Собаки снаружи закатились с особенным рвением: мимо забора проехала незнакомая машина. Друг в последний раз посмотрел в лицо покойника – действительно, совсем чужое – и вышел.

Следующие полчаса пролетели в погоне за шавками по двору. В конце концов все были отловлены и заключены в выстроенный позади дома вольер. Землю там устилал разрытый слой опилок вперемешку с собачьими отходами. Алюминиевые миски с примерзшими остатками пищи валялись тут и там. Оказавшись взаперти, собаки принялись от безысходности выгрызать лакомые кусочки. И затихли, слава богу.

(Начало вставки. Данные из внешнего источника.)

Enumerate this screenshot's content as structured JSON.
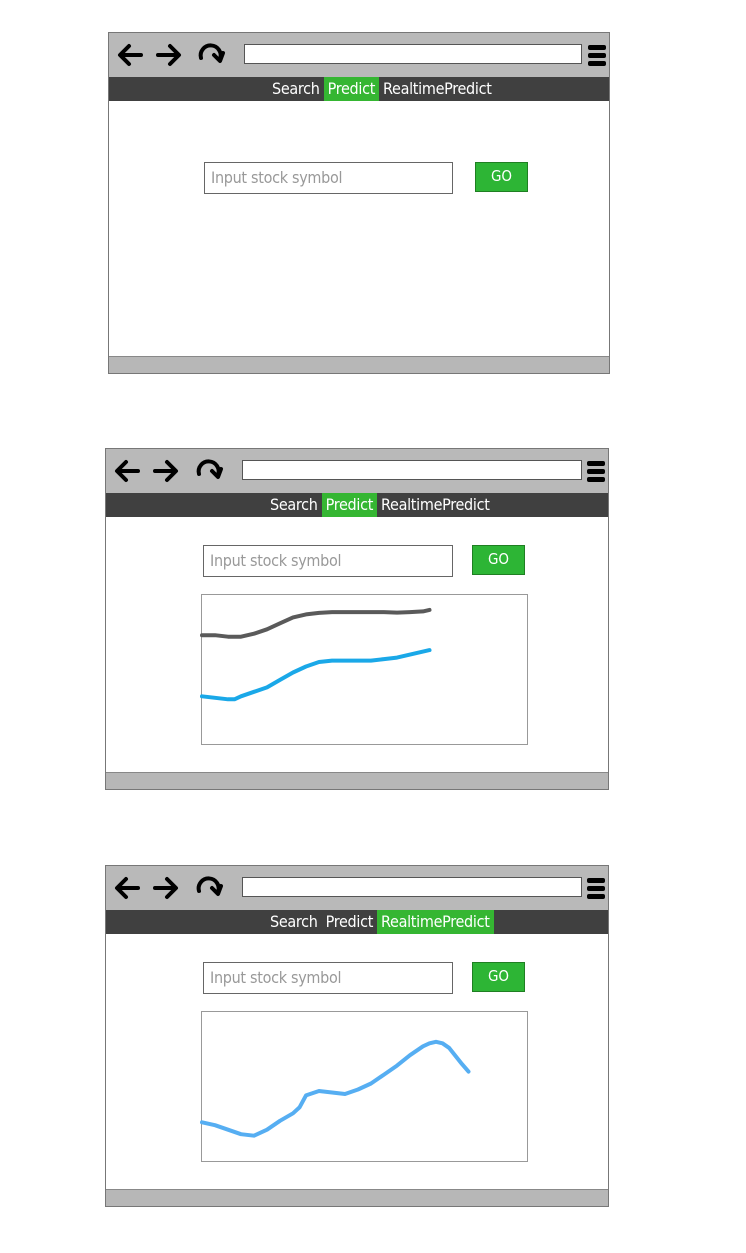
{
  "colors": {
    "accent_green": "#35b632",
    "menubar": "#404040",
    "titlebar": "#b9b9b9",
    "line_dark": "#5a5a5a",
    "line_blue": "#1aa8e8",
    "line_light_blue": "#56aef2"
  },
  "icons": {
    "back": "arrow-left-icon",
    "forward": "arrow-right-icon",
    "reload": "reload-icon",
    "menu": "hamburger-menu-icon"
  },
  "address_bar": {
    "value": ""
  },
  "tabs": [
    "Search",
    "Predict",
    "RealtimePredict"
  ],
  "search": {
    "placeholder": "Input stock symbol",
    "button_label": "GO"
  },
  "screens": [
    {
      "active_tab": "Predict",
      "has_chart": false
    },
    {
      "active_tab": "Predict",
      "has_chart": true
    },
    {
      "active_tab": "RealtimePredict",
      "has_chart": true
    }
  ],
  "chart_data": [
    {
      "type": "line",
      "title": "",
      "xlabel": "",
      "ylabel": "",
      "grid": false,
      "series": [
        {
          "color": "#5a5a5a",
          "x": [
            0,
            4,
            8,
            12,
            16,
            20,
            24,
            28,
            32,
            36,
            40,
            44,
            48,
            52,
            56,
            60,
            64,
            68,
            70
          ],
          "y": [
            73,
            73,
            72,
            72,
            74,
            77,
            81,
            85,
            87,
            88,
            88.5,
            88.5,
            88.5,
            88.5,
            88.5,
            88.2,
            88.5,
            89,
            90
          ]
        },
        {
          "color": "#1aa8e8",
          "x": [
            0,
            4,
            8,
            10,
            12,
            16,
            20,
            24,
            28,
            32,
            36,
            40,
            44,
            48,
            52,
            56,
            60,
            64,
            70
          ],
          "y": [
            32,
            31,
            30,
            30,
            32,
            35,
            38,
            43,
            48,
            52,
            55,
            56,
            56,
            56,
            56,
            57,
            58,
            60,
            63
          ]
        }
      ]
    },
    {
      "type": "line",
      "title": "",
      "xlabel": "",
      "ylabel": "",
      "grid": false,
      "series": [
        {
          "color": "#56aef2",
          "x": [
            0,
            4,
            8,
            12,
            16,
            20,
            24,
            28,
            30,
            32,
            36,
            40,
            44,
            48,
            52,
            56,
            60,
            64,
            68,
            70,
            72,
            74,
            76,
            80,
            82
          ],
          "y": [
            26,
            24,
            21,
            18,
            17,
            21,
            27,
            32,
            36,
            44,
            47,
            46,
            45,
            48,
            52,
            58,
            64,
            71,
            77,
            79,
            80,
            79,
            76,
            65,
            60
          ]
        }
      ]
    }
  ]
}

На похороны пришло много народу. Так много, что Иван Ильич растерялся. В просторном коттедже стало тесно; все беспорядочно толклись вокруг гроба с напряженно-скорбными лицами. Лучший друг покойного от греха подальше отирался по углам и слушал напыщенные прощальные речи от людей, едва знавших Василия. Петр слова не брал, он тоже.

Последним – с опозданием – прибыл священник. Не старше отца Геннадия, но с гонором как у целого патриарха. С порога потребовал водки, потом несколько раз назвал покойного Владимиром. В переполненной людьми комнате он размахивал кадилом так, будто вокруг никого не было. Скорбящие смиренно уворачивались.